Developing heterotic groups for successful hybrid breeding in perennial ryegrass

Abstract

Perennial ryegrass (Lolium perenne L.), an important forage grass species in temperate regions, is genetically improved by population breeding. Although valued for their broad genetic base, the resulting synthetic varieties only partially exploit heterosis. Hybrid breeding offers opportunities to fix beneficial heterotic patterns more effectively and, hence, to increase the yield potential. A suspected bottleneck in the production of perennial ryegrass hybrids is the genetic intermixture of existing germplasm, impeding the definition of heterotic groups. In this study, selected parental populations of a diploid and tetraploid cytoplasmic male sterility (CMS)-based hybrid breeding program were characterized using genotyping-by-sequencing (GBS). Hybrid populations, derived from 26 parental combinations of the tetraploid breeding program, were tested for yield performance and compared to synthetic varieties at five sites over four growing seasons.
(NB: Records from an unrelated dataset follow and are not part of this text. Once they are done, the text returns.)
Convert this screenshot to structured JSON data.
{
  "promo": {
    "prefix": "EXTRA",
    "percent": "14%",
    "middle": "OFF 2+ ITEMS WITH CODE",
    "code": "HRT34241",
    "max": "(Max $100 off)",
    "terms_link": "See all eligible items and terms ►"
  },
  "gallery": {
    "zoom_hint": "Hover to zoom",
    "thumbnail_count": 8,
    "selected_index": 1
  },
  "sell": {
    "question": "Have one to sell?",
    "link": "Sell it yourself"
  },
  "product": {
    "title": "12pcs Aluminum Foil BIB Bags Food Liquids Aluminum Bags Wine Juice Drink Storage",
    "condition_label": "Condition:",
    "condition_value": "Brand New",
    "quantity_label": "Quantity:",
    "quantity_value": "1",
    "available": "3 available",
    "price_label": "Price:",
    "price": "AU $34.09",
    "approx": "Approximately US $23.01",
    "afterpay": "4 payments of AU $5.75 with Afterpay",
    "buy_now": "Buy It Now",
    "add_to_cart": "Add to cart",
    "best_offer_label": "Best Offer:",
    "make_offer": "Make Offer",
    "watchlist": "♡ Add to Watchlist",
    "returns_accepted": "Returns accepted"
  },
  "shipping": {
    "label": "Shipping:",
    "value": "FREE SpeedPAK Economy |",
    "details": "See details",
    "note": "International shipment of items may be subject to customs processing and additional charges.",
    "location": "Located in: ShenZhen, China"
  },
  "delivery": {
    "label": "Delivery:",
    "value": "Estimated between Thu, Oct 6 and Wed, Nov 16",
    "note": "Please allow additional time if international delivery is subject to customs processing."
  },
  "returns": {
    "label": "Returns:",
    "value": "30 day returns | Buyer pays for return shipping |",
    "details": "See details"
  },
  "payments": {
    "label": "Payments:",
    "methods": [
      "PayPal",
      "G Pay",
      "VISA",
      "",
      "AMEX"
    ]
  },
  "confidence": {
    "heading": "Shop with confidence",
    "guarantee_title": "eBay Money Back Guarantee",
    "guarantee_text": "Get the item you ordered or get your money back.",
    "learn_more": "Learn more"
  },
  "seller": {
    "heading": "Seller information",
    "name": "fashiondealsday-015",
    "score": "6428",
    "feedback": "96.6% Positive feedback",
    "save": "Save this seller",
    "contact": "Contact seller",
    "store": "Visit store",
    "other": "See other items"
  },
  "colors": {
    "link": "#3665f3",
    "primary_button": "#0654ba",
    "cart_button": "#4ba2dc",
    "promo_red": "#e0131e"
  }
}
The hybrids significantly outperformed the synthetics by 4.15% on average for total dry matter yield. Additionally, GBS revealed the existence of sub-populations within the tetraploid CMS germplasm. This sub-population structure represents the untapped potential that could be exploited for heterosis to further increase biomass yields. Here, we show that CMS hybrids generate substantial yield gains in perennial ryegrass and provide a method to further improve hybrid breeding, using GBS to select for heterotic groups.